Supports: Provides the independent, multi-vendor benchmark that the MDX cites. Confirms Azure AI Prompt Shield at ~89% and shows the comparative landscape (Lakera 95.22%, AWS 89.24%, Google Model Armor 70.07%). Demonstrates that no managed classifier is a silver bullet.
Does not prove: The benchmark tests classifier-based detection; it does not cover the tagged-segmentation or re-encoding sub-techniques of this control, which operate at a different layer and are not measurable on PINT.
NIST AI 600-1 — Generative AI Profile (NIST AI RMF)

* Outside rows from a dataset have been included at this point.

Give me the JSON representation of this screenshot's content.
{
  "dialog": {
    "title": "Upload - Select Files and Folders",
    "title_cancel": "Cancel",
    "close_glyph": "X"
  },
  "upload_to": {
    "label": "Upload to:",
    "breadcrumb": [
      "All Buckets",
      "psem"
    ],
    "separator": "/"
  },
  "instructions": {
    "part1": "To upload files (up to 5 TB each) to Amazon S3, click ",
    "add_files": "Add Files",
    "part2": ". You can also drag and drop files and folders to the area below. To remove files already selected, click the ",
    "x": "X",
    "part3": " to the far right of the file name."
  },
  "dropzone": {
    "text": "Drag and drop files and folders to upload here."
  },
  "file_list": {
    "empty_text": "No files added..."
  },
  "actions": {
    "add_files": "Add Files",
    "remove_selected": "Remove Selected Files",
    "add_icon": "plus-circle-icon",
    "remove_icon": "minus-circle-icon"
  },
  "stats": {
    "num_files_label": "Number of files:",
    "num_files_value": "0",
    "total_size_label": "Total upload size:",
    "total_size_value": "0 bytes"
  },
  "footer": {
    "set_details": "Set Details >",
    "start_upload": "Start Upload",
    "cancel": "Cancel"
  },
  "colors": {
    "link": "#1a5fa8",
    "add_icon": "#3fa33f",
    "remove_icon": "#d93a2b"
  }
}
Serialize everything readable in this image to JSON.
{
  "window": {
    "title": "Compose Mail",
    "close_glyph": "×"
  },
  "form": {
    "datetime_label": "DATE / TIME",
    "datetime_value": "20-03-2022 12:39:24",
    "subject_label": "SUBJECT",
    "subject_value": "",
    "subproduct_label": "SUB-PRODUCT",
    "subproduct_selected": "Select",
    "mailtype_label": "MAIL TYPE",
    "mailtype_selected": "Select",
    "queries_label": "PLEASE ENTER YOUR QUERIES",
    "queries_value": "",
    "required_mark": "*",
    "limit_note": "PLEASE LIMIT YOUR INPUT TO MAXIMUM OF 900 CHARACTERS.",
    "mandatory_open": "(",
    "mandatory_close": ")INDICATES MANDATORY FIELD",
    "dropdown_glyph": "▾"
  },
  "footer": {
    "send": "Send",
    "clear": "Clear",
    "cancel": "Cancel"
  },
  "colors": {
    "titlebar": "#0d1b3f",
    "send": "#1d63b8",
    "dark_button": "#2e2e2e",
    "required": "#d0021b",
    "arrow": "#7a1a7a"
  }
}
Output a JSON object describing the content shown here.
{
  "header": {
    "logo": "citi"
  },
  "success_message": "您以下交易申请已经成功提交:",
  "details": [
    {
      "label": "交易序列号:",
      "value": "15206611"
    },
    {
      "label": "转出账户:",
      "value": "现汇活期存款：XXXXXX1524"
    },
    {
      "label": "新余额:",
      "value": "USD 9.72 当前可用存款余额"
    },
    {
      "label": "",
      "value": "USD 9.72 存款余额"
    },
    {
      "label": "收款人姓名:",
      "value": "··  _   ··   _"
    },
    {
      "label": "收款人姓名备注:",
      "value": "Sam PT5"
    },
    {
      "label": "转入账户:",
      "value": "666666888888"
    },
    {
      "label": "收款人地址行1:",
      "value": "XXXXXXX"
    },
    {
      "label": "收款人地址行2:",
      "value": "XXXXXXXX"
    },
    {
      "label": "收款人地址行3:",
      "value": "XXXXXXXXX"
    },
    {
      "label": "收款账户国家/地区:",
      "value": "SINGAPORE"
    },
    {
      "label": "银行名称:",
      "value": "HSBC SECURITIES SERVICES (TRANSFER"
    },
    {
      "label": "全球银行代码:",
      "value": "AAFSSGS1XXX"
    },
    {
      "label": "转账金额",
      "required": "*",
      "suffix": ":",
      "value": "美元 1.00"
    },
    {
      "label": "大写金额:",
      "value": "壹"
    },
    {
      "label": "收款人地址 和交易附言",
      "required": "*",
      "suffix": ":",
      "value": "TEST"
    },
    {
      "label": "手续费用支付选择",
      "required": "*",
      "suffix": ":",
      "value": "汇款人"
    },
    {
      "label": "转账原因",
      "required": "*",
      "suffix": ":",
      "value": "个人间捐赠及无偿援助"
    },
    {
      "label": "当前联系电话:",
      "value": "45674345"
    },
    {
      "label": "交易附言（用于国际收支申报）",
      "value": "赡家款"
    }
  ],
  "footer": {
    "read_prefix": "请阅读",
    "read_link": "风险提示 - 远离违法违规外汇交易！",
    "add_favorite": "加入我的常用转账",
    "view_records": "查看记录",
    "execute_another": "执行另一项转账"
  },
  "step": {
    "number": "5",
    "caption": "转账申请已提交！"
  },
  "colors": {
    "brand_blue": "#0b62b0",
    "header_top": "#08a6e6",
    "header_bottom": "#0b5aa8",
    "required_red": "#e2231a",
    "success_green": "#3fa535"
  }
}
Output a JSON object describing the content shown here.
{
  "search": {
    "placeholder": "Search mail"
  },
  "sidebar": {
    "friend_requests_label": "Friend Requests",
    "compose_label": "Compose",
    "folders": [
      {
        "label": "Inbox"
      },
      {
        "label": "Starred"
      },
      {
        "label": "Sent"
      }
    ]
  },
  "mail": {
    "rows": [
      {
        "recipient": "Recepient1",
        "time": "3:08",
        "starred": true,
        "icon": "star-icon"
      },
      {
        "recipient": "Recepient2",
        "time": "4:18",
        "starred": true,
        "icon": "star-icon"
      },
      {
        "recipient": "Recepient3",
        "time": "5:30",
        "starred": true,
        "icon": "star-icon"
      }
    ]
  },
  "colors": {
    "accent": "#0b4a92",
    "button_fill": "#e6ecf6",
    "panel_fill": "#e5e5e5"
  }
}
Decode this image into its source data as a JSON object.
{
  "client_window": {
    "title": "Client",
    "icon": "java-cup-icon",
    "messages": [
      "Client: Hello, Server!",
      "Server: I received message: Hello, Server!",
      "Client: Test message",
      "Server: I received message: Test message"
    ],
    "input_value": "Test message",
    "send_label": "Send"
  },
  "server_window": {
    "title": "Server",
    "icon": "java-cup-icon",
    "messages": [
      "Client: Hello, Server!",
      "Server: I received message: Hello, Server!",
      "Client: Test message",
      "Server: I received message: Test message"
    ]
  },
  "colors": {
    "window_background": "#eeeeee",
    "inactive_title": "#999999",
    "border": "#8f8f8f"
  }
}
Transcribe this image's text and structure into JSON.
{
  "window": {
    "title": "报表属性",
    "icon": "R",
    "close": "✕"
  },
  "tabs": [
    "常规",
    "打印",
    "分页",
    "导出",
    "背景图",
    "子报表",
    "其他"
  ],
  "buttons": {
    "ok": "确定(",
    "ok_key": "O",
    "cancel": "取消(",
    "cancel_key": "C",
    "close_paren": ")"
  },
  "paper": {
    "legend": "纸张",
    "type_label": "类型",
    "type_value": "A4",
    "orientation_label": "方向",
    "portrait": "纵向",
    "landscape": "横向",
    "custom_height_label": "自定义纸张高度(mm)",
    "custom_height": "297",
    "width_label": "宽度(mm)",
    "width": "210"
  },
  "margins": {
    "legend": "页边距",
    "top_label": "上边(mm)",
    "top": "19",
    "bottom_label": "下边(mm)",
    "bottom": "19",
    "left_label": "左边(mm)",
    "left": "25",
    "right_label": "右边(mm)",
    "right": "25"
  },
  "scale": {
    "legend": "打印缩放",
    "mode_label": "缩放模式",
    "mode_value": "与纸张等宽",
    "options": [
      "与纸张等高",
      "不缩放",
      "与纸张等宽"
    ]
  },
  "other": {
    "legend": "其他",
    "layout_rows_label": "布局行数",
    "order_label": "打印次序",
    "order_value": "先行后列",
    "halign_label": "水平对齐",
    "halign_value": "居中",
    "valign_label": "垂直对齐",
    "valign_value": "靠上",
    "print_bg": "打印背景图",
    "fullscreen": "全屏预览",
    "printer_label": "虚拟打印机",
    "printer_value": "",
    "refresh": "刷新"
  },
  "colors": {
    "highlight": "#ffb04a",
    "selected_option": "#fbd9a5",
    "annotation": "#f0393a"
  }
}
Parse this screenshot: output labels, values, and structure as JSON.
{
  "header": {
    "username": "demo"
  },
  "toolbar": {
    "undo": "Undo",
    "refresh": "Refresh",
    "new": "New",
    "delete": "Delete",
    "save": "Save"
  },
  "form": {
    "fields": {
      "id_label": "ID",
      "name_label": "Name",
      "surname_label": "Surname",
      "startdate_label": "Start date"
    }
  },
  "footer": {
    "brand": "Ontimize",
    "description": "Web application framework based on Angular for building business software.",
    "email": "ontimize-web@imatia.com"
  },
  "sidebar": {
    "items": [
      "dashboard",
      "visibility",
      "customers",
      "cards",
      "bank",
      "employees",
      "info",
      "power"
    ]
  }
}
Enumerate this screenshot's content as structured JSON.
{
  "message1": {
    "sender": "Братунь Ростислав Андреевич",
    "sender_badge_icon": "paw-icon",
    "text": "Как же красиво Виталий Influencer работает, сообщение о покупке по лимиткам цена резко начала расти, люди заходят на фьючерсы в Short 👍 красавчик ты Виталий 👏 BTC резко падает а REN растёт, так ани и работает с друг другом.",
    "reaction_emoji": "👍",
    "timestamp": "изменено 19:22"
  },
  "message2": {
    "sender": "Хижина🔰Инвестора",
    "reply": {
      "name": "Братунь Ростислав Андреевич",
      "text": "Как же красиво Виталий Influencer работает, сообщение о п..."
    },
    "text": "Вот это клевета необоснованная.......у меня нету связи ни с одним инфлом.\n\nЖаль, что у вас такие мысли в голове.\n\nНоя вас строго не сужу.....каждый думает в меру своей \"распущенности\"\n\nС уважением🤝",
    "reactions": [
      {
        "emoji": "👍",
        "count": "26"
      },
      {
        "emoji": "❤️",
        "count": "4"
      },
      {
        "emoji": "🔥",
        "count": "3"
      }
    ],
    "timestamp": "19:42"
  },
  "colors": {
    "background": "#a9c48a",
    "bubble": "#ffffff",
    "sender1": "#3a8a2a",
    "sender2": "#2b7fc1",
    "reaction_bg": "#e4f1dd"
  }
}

§2.9 Information Security — description of prompt injection risk
"Prompt injection involves modifying what input is provided to a GAI system so that it behaves in unintended ways. In direct prompt injections, attackers might craft malicious prompts and input them directly to a GAI system, with a variety of downstream negative consequences to interconnected systems. Indirect prompt injection attacks occur when adversaries remotely (i.e., without a direct interface) exploit LLM-integrated applications by injecting prompts into data likely to be retrieved."
Supports: Authoritative NIST framing of both direct and indirect prompt injection as a GAI information-security risk. Grounds this control in the NIST AI RMF risk taxonomy.
Does not prove: NIST AI 600-1 names prompt injection as a risk but does not prescribe input sanitisation as a specific countermeasure in a numbered measure action. MS-2.7-007 mandates red-teaming against "prompt injection" attacks but does not name content filtering or tagged segmentation as the mitigating technique.